大仙警察署が感謝状を贈呈(6月21日・火)

  大仙警察署は21日、「振り込め詐欺(オレオレ詐欺)」を未然に防止したとして秋田銀行大曲支店(小関幸悦支店長)と同支店営業係で、ロビーマネージャーの照井良子さん(47)に菊地芳弘署長が感謝状を贈呈した。

  同署によると大曲支店では、金融機関が悪質な詐欺行為に利用されているとし、窓口での被害防止を徹底させようと来客の様子を観察し、その言動などから「振り込め詐欺」の恐れがある場合、行員が積極的に声をかけ対応するよう未然防止に努めている。
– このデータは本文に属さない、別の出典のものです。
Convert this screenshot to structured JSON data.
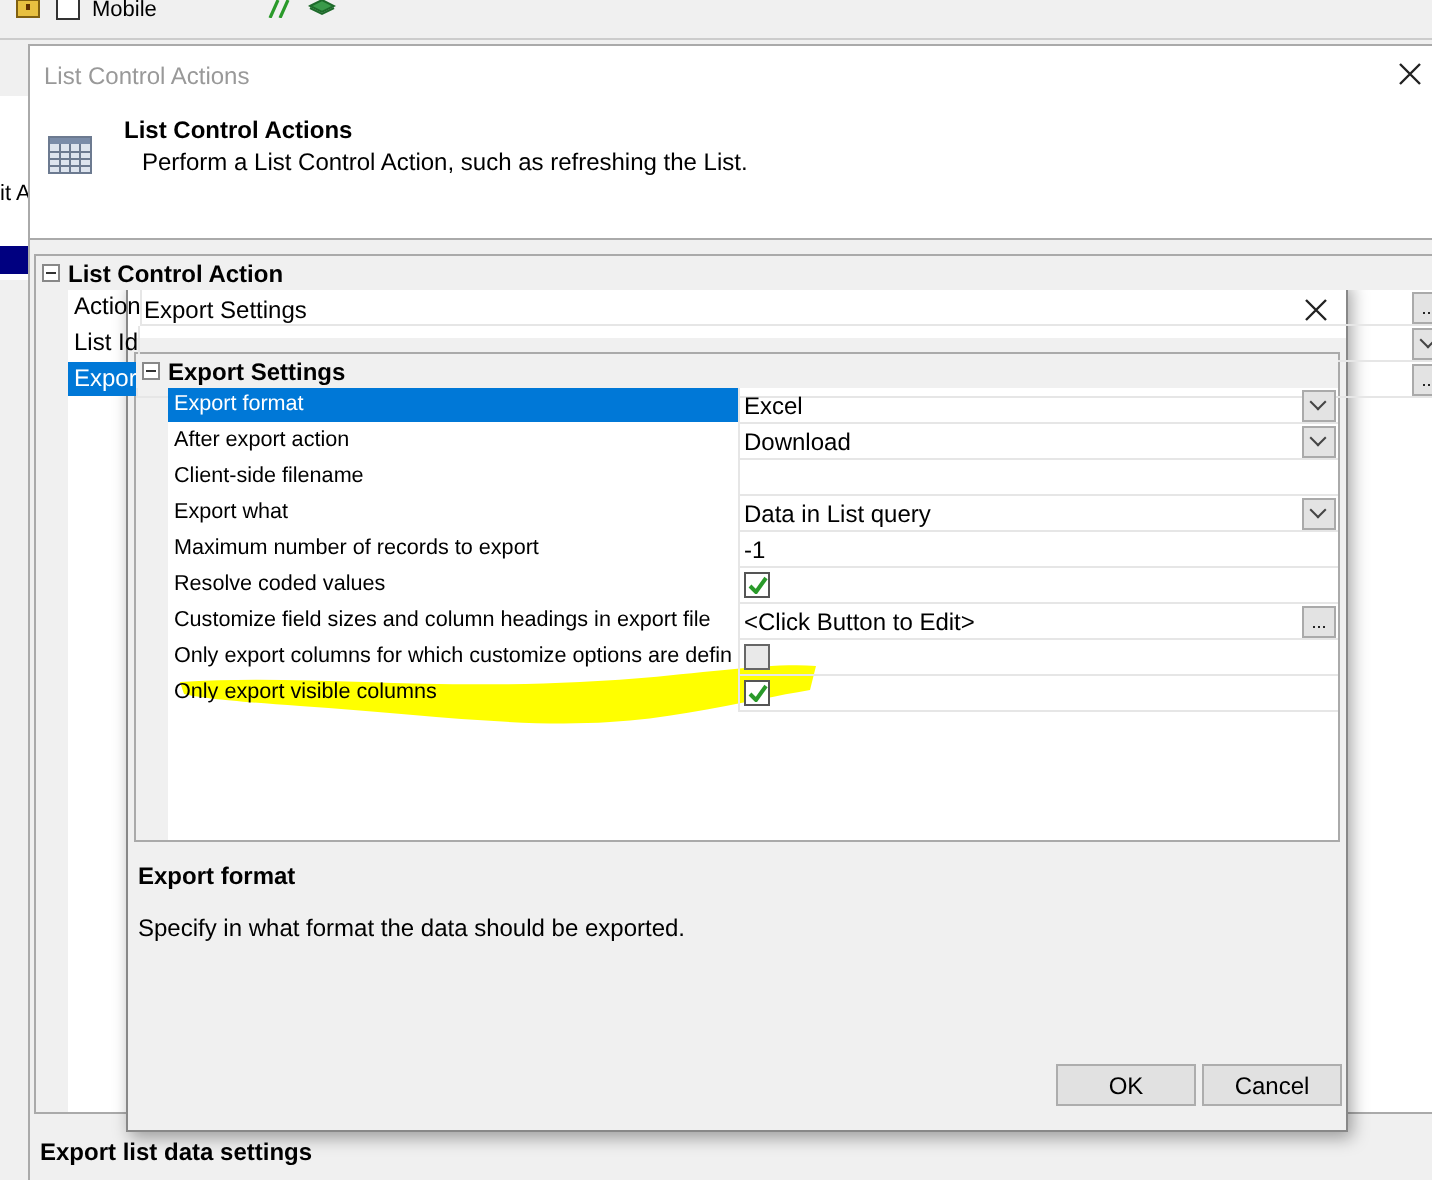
{
  "app_toolbar": {
    "mobile_checkbox": {
      "label": "Mobile",
      "checked": false
    }
  },
  "background_panel": {
    "text_fragment": "it A"
  },
  "list_control_dialog": {
    "title": "List Control Actions",
    "header_title": "List Control Actions",
    "header_description": "Perform a List Control Action, such as refreshing the List.",
    "grid": {
      "section": "List Control Action",
      "expanded": true,
      "rows": [
        {
          "name": "Action",
          "selected": false,
          "kind": "ellipsis",
          "button_text": "..."
        },
        {
          "name": "List Id",
          "selected": false,
          "kind": "dropdown"
        },
        {
          "name": "Expor",
          "selected": true,
          "kind": "ellipsis",
          "button_text": "..."
        }
      ]
    },
    "footer_title": "Export list data settings"
  },
  "export_dialog": {
    "title": "Export Settings",
    "grid": {
      "section": "Export Settings",
      "expanded": true,
      "rows": [
        {
          "name": "Export format",
          "value": "Excel",
          "kind": "dropdown",
          "selected": true
        },
        {
          "name": "After export action",
          "value": "Download",
          "kind": "dropdown",
          "selected": false
        },
        {
          "name": "Client-side filename",
          "kind": "text",
          "selected": false
        },
        {
          "name": "Export what",
          "value": "Data in List query",
          "kind": "dropdown",
          "selected": false
        },
        {
          "name": "Maximum number of records to export",
          "value": "-1",
          "kind": "text",
          "selected": false
        },
        {
          "name": "Resolve coded values",
          "kind": "checkbox",
          "checked": true,
          "selected": false
        },
        {
          "name": "Customize field sizes and column headings in export file",
          "value": "<Click Button to Edit>",
          "kind": "ellipsis",
          "button_text": "...",
          "selected": false
        },
        {
          "name": "Only export columns for which customize options are defin",
          "kind": "checkbox",
          "checked": false,
          "selected": false
        },
        {
          "name": "Only export visible columns",
          "kind": "checkbox",
          "checked": true,
          "selected": false
        }
      ]
    },
    "description_title": "Export format",
    "description_text": "Specify in what format the data should be exported.",
    "buttons": [
      {
        "label": "OK"
      },
      {
        "label": "Cancel"
      }
    ]
  }
}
  照井さんは今月14日午前11時40分ごろ、大仙市内に住んでいる70歳の女性が、家族名義の定期預金、通帳などから多額の現金を引き出そうとしながらも、その手続きに戸惑っている様子から、声をかけて事情を聞いたところ、警察官を名乗ったオレオレ詐欺ではないかと思われたことから、上司に報告。その上司が事故を起こしたとする女性の息子さんの携帯電話に連絡して無事を確認、298万円の送金を思い止まらせ、振り込め詐欺を未然に防止した。
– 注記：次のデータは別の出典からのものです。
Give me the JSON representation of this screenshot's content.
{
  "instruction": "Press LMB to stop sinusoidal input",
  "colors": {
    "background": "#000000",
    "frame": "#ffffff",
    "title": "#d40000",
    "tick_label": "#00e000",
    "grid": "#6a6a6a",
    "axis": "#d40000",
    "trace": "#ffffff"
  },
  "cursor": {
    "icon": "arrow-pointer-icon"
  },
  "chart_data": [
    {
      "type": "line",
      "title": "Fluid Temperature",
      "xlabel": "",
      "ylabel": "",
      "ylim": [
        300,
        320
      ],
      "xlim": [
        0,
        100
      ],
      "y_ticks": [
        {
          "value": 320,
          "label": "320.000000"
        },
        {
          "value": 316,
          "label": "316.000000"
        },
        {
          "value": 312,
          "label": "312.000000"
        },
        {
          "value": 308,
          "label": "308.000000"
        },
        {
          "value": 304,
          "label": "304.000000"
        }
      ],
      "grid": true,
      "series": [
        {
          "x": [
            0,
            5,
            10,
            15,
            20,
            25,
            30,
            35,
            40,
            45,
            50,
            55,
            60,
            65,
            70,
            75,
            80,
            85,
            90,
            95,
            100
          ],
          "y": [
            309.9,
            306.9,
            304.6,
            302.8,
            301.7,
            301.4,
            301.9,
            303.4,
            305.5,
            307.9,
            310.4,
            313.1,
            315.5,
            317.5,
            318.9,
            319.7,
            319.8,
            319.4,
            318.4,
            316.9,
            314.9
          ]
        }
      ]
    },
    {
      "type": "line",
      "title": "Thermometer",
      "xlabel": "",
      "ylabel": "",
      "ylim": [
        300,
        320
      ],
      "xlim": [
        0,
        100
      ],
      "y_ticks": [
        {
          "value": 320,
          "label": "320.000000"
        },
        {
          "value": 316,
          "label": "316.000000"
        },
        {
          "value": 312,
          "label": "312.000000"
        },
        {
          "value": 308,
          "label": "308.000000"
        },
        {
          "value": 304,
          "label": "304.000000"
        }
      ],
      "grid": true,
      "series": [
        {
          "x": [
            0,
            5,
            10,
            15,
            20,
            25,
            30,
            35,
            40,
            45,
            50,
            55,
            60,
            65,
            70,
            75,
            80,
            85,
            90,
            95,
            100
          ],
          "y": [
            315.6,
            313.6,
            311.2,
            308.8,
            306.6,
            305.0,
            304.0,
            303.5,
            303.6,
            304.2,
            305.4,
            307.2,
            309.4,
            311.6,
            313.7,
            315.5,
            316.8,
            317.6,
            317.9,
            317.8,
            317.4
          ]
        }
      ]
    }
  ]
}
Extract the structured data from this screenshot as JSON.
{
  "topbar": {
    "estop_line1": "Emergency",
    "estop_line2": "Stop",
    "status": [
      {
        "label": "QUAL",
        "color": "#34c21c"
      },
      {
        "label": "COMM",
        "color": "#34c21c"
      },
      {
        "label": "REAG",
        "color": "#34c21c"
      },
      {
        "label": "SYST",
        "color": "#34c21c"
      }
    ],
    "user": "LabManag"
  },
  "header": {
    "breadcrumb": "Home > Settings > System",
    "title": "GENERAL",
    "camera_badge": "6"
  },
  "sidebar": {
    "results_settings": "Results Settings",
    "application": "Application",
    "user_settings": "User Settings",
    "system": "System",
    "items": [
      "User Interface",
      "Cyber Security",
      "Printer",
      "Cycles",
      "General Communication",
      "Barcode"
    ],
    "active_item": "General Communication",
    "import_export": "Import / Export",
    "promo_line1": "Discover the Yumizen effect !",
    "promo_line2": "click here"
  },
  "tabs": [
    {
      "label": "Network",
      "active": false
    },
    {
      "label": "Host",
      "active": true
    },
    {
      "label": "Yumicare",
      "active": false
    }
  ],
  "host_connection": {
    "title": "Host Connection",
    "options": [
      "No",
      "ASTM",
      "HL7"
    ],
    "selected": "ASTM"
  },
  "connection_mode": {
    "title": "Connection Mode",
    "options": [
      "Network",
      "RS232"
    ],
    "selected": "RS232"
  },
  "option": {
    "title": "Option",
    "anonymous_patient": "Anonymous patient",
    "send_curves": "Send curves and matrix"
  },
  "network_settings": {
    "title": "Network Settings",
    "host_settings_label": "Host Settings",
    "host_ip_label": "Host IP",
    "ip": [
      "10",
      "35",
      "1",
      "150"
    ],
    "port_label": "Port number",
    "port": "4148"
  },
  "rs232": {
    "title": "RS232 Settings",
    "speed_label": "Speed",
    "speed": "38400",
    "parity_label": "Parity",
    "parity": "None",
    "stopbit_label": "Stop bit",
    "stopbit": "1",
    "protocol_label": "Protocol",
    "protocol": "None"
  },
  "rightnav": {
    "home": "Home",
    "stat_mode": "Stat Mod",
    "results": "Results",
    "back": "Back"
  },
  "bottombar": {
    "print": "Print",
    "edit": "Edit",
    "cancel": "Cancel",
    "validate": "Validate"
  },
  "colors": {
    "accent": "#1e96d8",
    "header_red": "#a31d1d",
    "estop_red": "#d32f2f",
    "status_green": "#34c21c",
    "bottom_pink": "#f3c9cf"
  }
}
  小関支店長と共に同署を訪れた照井さんは「知っているお客さんで、お金を下ろすために伝票を書いている時の様子がおかしかったので、声をかけた」と話す。その客は警察官と名乗る男から「あなたの息子が大曲市で事故を起こしたため、示談金が必要だ」と言われて動転。さらに事故の被害に遭ったという女性がその電話に出ると盛んに泣き声を聞かせ、信じ込ませたという。
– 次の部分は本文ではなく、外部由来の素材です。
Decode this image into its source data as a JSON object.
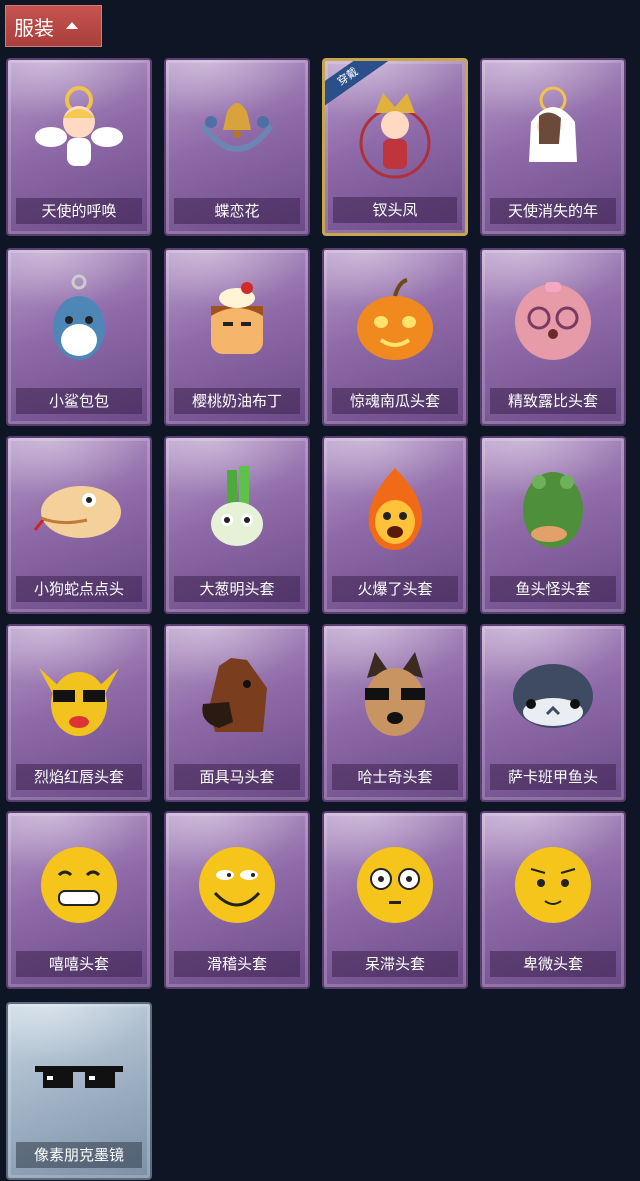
{
  "header": {
    "title": "服装"
  },
  "equipped_badge": "穿戴",
  "items": [
    {
      "label": "天使的呼唤",
      "icon": "angel-figure-icon",
      "style": "purple",
      "equipped": false
    },
    {
      "label": "蝶恋花",
      "icon": "bell-wreath-icon",
      "style": "purple",
      "equipped": false
    },
    {
      "label": "钗头凤",
      "icon": "phoenix-crown-figure-icon",
      "style": "purple",
      "equipped": true
    },
    {
      "label": "天使消失的年",
      "icon": "veiled-angel-icon",
      "style": "purple",
      "equipped": false
    },
    {
      "label": "小鲨包包",
      "icon": "shark-bag-icon",
      "style": "purple",
      "equipped": false
    },
    {
      "label": "樱桃奶油布丁",
      "icon": "pudding-head-icon",
      "style": "purple",
      "equipped": false
    },
    {
      "label": "惊魂南瓜头套",
      "icon": "pumpkin-head-icon",
      "style": "purple",
      "equipped": false
    },
    {
      "label": "精致露比头套",
      "icon": "pink-beaver-head-icon",
      "style": "purple",
      "equipped": false
    },
    {
      "label": "小狗蛇点点头",
      "icon": "snake-head-icon",
      "style": "purple",
      "equipped": false
    },
    {
      "label": "大葱明头套",
      "icon": "scallion-head-icon",
      "style": "purple",
      "equipped": false
    },
    {
      "label": "火爆了头套",
      "icon": "fire-head-icon",
      "style": "purple",
      "equipped": false
    },
    {
      "label": "鱼头怪头套",
      "icon": "fish-head-icon",
      "style": "purple",
      "equipped": false
    },
    {
      "label": "烈焰红唇头套",
      "icon": "yellow-mouse-sunglasses-icon",
      "style": "purple",
      "equipped": false
    },
    {
      "label": "面具马头套",
      "icon": "horse-head-icon",
      "style": "purple",
      "equipped": false
    },
    {
      "label": "哈士奇头套",
      "icon": "husky-sunglasses-icon",
      "style": "purple",
      "equipped": false
    },
    {
      "label": "萨卡班甲鱼头",
      "icon": "sacabambaspis-head-icon",
      "style": "purple",
      "equipped": false
    },
    {
      "label": "嘻嘻头套",
      "icon": "grin-emoji-head-icon",
      "style": "purple",
      "equipped": false
    },
    {
      "label": "滑稽头套",
      "icon": "funny-emoji-head-icon",
      "style": "purple",
      "equipped": false
    },
    {
      "label": "呆滞头套",
      "icon": "dazed-emoji-head-icon",
      "style": "purple",
      "equipped": false
    },
    {
      "label": "卑微头套",
      "icon": "humble-emoji-head-icon",
      "style": "purple",
      "equipped": false
    },
    {
      "label": "像素朋克墨镜",
      "icon": "pixel-sunglasses-icon",
      "style": "silver",
      "equipped": false
    }
  ]
}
  同支店が振り込め詐欺に利用されたのはこの1年半で3件目。うち2件は行員の機転で事前に防止することが出来たという。小関支店長も照井さんも「多額の金額なので振り込む前に防止できて良かった」とホッとした表情だった。菊地署長は「こうした悪質な振り込め詐欺はこれからも後を絶たないと思う。警察から交通事故で示談の電話を入れることは絶対にあり得ないので、そのような電話を受けたらあわてないで、事実を確認してから行動してほしい」と呼びかける。